The librarians who ran into the burning National Library at Sarajevo in 1992 understood this. So did the manuscript-smugglers of Timbuktu, who carried the libraries out in flour sacks to family houses in the desert. So did the families in every century who, on the eve of a known catastrophe, divided the photograph albums among the children so that the loss of any one child’s suitcase would not be the loss of the family’s image of itself. The practice has a long history and it has the structure of a thermodynamic argument made operational. You cannot stop the time machine. You can only place the residue in enough volumes of the world that the machine, when it arrives at any one volume, does not find all the copies.

This is also why the destruction of an apartment block is not commensurate with the loss of any one possession in it, however valuable. The apartment block is not a collection of possessions. It is a node in the duplication network. It is the volume in which one family has consented to concentrate the bulk of its residue, on the working assumption that the building will be there in the morning. The whole apparatus of domestic life — the shelf, the drawer, the box at the top of the wardrobe, the folder marked important documents — is a small archive maintained on this assumption. When the assumption fails, the archive fails with it, and what is lost is not the sum of the individual items but the integrity of the family’s record of itself. The items can be enumerated. The integrity cannot. The integrity was the property that consisted of the items being in the same place at the same time and being recoverable by the same hands.

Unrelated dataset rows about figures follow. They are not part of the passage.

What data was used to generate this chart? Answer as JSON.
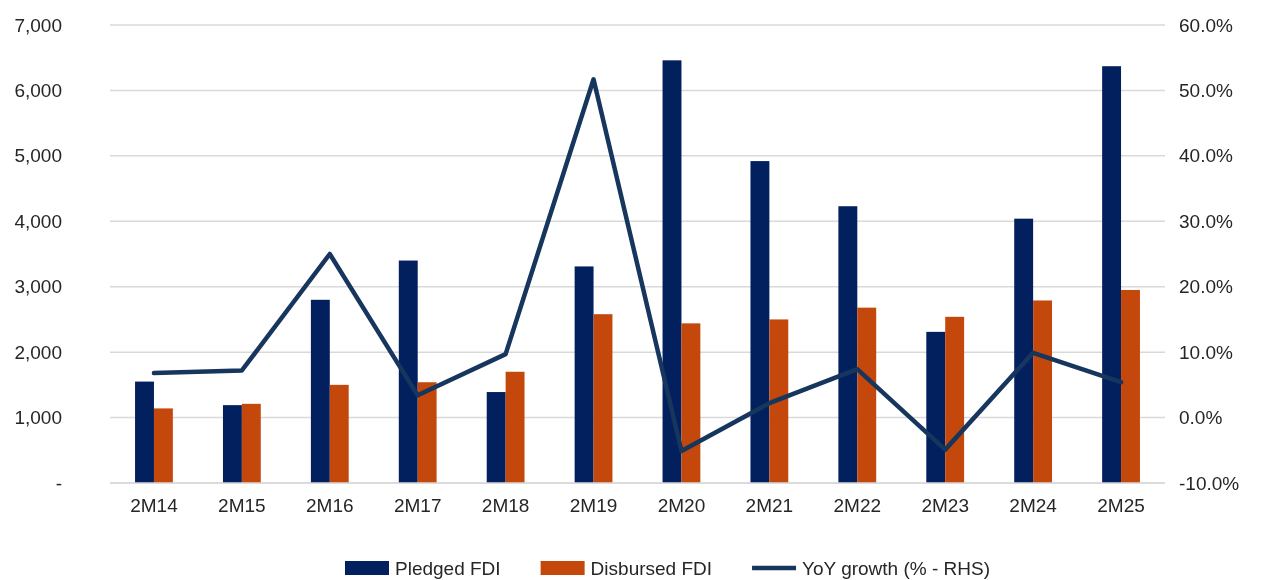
{
  "chart_data": {
    "type": "bar",
    "categories": [
      "2M14",
      "2M15",
      "2M16",
      "2M17",
      "2M18",
      "2M19",
      "2M20",
      "2M21",
      "2M22",
      "2M23",
      "2M24",
      "2M25"
    ],
    "series": [
      {
        "name": "Pledged FDI",
        "color": "#021f5e",
        "values": [
          1550,
          1190,
          2800,
          3400,
          1390,
          3310,
          6460,
          4920,
          4230,
          2310,
          4040,
          6370
        ]
      },
      {
        "name": "Disbursed FDI",
        "color": "#c4480c",
        "values": [
          1140,
          1210,
          1500,
          1540,
          1700,
          2580,
          2440,
          2500,
          2680,
          2540,
          2790,
          2950
        ]
      },
      {
        "name": "YoY growth (% - RHS)",
        "type": "line",
        "axis": "y2",
        "color": "#17365d",
        "values": [
          6.8,
          7.2,
          25.0,
          3.4,
          9.7,
          51.7,
          -5.1,
          2.2,
          7.4,
          -4.9,
          9.9,
          5.4
        ]
      }
    ],
    "ylim": [
      0,
      7000
    ],
    "yticks": [
      {
        "value": 0,
        "label": "-"
      },
      {
        "value": 1000,
        "label": "1,000"
      },
      {
        "value": 2000,
        "label": "2,000"
      },
      {
        "value": 3000,
        "label": "3,000"
      },
      {
        "value": 4000,
        "label": "4,000"
      },
      {
        "value": 5000,
        "label": "5,000"
      },
      {
        "value": 6000,
        "label": "6,000"
      },
      {
        "value": 7000,
        "label": "7,000"
      }
    ],
    "y2lim": [
      -10,
      60
    ],
    "y2ticks": [
      {
        "value": -10,
        "label": "-10.0%"
      },
      {
        "value": 0,
        "label": "0.0%"
      },
      {
        "value": 10,
        "label": "10.0%"
      },
      {
        "value": 20,
        "label": "20.0%"
      },
      {
        "value": 30,
        "label": "30.0%"
      },
      {
        "value": 40,
        "label": "40.0%"
      },
      {
        "value": 50,
        "label": "50.0%"
      },
      {
        "value": 60,
        "label": "60.0%"
      }
    ],
    "grid": "y",
    "legend": "bottom",
    "marker": "none",
    "line_style": "solid"
  }
}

The forward-only machine does not know any of this. It is doing only what the universe is doing anyway, slightly faster. The chemistry in the warhead is identical to the chemistry that, given a century or two of neglect, would have done the same work without any help. The acceleration is the entire content of the weapon. To accelerate is not to introduce a new kind of process but to compress a process whose direction was already fixed.

What this leaves is the strange status of the survivors and the strange status of the residue that survives in their hands. The survivors are people who have been moved forward by the machine but not all the way; the residue is the matter that was supposed to have moved forward with them but was left behind at the old coordinates, in the form of receipts and deeds and certificates whose stamps are still legible and whose worlds are gone. The survivor holds the document and the document holds the survivor in a particular relation to a time that has been accelerated past them. The document is older than it should be, by the amount of time the machine compressed; the survivor is younger than it should be, by the same amount. They no longer agree on what year it is.

This is the condition of carrying a homeland in a folder. The folder is in 1962. The carrier is in 2026. The two will not be reconciled, because the machine that separated them does not run in reverse, and the only path forward is the one in which the folder slowly thins as its contents are misread, mistranscribed, lost in moves, passed on to grandchildren who keep the folder out of piety without quite knowing what is in it, and finally placed in a drawer of a house in a country the original signatory never visited, where it will rest until that house, too, falls into its own kind of rubble, by its own kind of clock.

The atoms are conserved. The arrangement is not. The atoms do not know they were ever a notebook, or a deed, or a household, or a child. The arrangement was the only part that knew, and the arrangement is what the machine consumes.